Geographically, we would be especially interested in connecting with organizations where we would host PeaceTech Exchanges, which would be two out of the following four countries: Kenya, Tunisia, Colombia, and Pakistan. More generally, we are interested in connecting with organizations that are focused on applications of data for peacebuilding.
Thanks so much for your note and suggestions. We are working on the materials for this phase and will be uploading them very soon. We will absolutely make sure to highlight our existing work and relevant expertise, and we have a user experience map and beneficiary feedback to include.
I'll make sure to reach out at that email if we have any questions. Many thanks again!

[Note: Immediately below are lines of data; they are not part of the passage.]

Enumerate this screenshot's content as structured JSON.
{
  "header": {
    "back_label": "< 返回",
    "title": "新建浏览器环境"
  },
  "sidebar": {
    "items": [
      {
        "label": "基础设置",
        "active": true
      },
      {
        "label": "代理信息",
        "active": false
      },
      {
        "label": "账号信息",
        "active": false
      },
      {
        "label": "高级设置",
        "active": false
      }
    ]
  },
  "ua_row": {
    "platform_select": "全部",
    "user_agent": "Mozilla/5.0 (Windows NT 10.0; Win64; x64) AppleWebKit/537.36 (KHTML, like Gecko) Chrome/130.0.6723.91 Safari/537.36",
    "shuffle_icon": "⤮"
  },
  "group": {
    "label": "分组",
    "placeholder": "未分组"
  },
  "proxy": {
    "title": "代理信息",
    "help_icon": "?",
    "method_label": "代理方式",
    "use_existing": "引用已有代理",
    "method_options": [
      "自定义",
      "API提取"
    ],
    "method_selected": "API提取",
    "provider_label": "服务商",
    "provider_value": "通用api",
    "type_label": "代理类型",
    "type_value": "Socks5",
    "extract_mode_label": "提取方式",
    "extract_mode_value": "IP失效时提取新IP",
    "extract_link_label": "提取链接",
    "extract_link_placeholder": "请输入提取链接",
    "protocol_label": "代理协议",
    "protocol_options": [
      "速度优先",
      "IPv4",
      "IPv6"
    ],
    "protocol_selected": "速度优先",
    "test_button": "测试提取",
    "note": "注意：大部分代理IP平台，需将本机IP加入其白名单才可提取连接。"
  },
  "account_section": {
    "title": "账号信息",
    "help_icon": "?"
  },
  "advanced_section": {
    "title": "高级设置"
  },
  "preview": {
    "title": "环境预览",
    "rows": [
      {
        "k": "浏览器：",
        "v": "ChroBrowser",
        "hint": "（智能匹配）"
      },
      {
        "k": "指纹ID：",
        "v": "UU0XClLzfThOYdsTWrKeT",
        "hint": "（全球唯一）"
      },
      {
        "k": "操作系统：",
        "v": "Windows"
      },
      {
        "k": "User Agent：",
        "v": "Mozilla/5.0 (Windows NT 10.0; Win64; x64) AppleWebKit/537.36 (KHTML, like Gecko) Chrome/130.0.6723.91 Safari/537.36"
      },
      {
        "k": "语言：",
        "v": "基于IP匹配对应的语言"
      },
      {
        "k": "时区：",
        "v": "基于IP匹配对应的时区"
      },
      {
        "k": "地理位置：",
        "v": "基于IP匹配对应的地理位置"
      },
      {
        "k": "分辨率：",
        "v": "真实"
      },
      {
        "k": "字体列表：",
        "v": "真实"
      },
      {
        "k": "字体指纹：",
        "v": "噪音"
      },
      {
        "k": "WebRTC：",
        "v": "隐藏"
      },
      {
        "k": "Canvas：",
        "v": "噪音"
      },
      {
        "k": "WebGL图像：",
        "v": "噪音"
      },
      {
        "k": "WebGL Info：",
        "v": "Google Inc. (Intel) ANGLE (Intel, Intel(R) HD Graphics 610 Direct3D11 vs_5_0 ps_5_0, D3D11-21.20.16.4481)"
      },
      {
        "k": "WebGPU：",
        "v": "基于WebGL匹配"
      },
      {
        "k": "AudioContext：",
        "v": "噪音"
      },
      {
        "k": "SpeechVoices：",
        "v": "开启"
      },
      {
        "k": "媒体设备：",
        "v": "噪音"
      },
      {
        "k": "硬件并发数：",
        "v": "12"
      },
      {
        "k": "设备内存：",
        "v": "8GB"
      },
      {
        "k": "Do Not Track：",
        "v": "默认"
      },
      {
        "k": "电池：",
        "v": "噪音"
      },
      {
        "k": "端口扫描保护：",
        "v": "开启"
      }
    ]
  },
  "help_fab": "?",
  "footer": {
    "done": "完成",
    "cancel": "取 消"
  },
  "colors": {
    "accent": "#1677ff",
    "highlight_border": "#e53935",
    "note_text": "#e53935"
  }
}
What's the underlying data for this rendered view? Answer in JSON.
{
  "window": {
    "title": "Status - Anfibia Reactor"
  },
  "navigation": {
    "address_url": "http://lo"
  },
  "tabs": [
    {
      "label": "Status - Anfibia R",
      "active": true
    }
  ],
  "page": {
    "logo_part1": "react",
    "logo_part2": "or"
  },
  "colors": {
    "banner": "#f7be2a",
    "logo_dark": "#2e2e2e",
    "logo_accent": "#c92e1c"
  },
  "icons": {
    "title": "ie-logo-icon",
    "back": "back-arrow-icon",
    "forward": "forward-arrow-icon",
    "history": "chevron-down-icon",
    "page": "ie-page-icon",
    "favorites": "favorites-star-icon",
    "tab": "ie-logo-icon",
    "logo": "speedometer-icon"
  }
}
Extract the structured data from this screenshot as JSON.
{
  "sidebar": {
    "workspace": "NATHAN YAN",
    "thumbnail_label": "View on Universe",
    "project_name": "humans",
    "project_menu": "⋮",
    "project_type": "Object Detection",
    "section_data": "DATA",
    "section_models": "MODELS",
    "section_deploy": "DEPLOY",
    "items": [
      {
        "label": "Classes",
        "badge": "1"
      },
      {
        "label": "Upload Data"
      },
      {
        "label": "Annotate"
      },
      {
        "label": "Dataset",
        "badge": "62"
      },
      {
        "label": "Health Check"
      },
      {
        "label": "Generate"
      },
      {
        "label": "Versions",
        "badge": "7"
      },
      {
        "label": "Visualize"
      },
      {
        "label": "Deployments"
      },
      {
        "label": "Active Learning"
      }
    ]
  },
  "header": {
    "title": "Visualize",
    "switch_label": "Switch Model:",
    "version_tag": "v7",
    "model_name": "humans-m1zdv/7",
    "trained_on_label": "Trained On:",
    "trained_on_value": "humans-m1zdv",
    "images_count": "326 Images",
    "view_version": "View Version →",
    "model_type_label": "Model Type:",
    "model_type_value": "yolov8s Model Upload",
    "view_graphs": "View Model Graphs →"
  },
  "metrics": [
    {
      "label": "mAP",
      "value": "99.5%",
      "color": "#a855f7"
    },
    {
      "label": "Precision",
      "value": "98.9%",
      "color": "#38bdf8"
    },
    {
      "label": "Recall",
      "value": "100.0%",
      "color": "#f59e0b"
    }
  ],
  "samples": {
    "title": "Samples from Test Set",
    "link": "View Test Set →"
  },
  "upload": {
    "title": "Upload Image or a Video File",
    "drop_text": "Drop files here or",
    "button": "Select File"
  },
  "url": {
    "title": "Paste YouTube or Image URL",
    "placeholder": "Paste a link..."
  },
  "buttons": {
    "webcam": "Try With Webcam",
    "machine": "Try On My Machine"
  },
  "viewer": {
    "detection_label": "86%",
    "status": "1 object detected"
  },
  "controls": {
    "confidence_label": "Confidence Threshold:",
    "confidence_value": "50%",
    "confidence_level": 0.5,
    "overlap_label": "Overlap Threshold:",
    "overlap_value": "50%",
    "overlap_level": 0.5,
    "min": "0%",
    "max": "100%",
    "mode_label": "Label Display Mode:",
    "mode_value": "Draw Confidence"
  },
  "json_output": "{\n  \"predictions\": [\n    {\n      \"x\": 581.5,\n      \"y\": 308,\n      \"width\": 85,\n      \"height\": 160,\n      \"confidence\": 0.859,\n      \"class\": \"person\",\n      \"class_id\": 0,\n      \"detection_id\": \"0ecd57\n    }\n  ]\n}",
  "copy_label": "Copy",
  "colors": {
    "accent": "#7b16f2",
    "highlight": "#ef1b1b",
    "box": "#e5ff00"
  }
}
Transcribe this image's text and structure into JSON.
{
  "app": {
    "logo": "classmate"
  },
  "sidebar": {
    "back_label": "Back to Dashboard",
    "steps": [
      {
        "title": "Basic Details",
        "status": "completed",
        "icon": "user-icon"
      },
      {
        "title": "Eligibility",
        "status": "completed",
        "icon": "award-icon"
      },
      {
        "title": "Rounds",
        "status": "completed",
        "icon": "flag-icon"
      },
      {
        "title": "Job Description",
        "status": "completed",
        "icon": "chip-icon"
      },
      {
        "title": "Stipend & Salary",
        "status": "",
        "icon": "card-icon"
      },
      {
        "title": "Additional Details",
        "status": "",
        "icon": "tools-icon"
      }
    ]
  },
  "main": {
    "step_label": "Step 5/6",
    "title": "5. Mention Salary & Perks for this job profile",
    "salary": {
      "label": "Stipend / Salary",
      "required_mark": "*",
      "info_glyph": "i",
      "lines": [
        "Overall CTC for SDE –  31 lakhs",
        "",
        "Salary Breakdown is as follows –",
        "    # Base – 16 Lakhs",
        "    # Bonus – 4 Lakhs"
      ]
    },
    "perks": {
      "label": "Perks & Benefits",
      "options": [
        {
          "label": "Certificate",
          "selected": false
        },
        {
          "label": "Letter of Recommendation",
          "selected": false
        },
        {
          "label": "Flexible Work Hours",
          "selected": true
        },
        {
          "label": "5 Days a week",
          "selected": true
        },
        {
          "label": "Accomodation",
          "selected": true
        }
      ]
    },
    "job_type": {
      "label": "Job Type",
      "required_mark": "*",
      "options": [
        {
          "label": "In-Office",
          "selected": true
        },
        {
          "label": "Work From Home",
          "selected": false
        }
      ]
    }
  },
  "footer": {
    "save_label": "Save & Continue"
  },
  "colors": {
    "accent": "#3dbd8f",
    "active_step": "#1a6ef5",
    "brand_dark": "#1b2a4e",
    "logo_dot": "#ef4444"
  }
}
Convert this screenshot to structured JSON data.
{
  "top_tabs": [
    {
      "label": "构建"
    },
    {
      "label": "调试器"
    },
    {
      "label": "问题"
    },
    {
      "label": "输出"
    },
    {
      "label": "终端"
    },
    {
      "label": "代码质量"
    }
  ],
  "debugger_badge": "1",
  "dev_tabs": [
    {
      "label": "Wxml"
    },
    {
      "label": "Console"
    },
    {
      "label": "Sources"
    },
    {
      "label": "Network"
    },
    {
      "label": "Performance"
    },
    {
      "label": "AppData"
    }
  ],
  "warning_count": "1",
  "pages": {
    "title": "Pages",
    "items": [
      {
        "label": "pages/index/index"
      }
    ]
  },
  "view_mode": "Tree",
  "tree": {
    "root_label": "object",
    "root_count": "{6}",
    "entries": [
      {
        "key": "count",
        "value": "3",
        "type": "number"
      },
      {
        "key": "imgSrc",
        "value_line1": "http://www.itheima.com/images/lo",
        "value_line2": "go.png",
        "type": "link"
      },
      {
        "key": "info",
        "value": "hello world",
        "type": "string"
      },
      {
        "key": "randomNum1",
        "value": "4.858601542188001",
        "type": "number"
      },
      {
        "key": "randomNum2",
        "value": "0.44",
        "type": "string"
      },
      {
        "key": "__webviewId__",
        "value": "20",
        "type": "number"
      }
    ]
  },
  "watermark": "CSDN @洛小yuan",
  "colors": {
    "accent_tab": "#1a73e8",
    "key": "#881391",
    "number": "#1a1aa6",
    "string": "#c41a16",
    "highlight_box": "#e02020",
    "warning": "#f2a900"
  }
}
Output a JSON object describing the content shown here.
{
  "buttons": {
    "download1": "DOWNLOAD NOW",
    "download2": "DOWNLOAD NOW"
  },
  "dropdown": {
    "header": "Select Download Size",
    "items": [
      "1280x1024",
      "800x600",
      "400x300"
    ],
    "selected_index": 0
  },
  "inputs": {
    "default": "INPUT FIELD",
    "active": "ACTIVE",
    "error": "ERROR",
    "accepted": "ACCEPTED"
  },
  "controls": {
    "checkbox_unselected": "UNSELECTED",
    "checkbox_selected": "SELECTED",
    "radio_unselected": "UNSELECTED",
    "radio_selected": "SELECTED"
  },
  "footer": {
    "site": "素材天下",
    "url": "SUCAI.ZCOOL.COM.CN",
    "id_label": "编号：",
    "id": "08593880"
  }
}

Thanks so much for your comments and questions Paul. You raise some really important points. I was able to check out Girl Effect's TEGA program and agree it's very relevant to this approach. Thanks so much for sharing!
Financial sustainability is definitely something we have considered and are exploring different options and sources at the moment. We would not expect local peacebuilding and humanitarian organizations to pay for this platform, and to the extent possible we would want to make this open and accessible to the public.
You're absolutely right about the massive amount of effort and investment that goes into a system like this, and we have thought about incorporating existing tools and technologies. For example, we developed a system called the Open Situation Room Exchange (OSRx) that combined a back-end database with a front-end content management system to provide an infrastructure for robust data visualizations and country portals to support peacebuilding efforts. We have also explored existing systems such as the Humanitarian Data Exchange, which is a very close model for this data repository and uses CKAN technology.
Would love to hear any other thoughts you have, otherwise thanks again for your inputs and hope to stay in touch!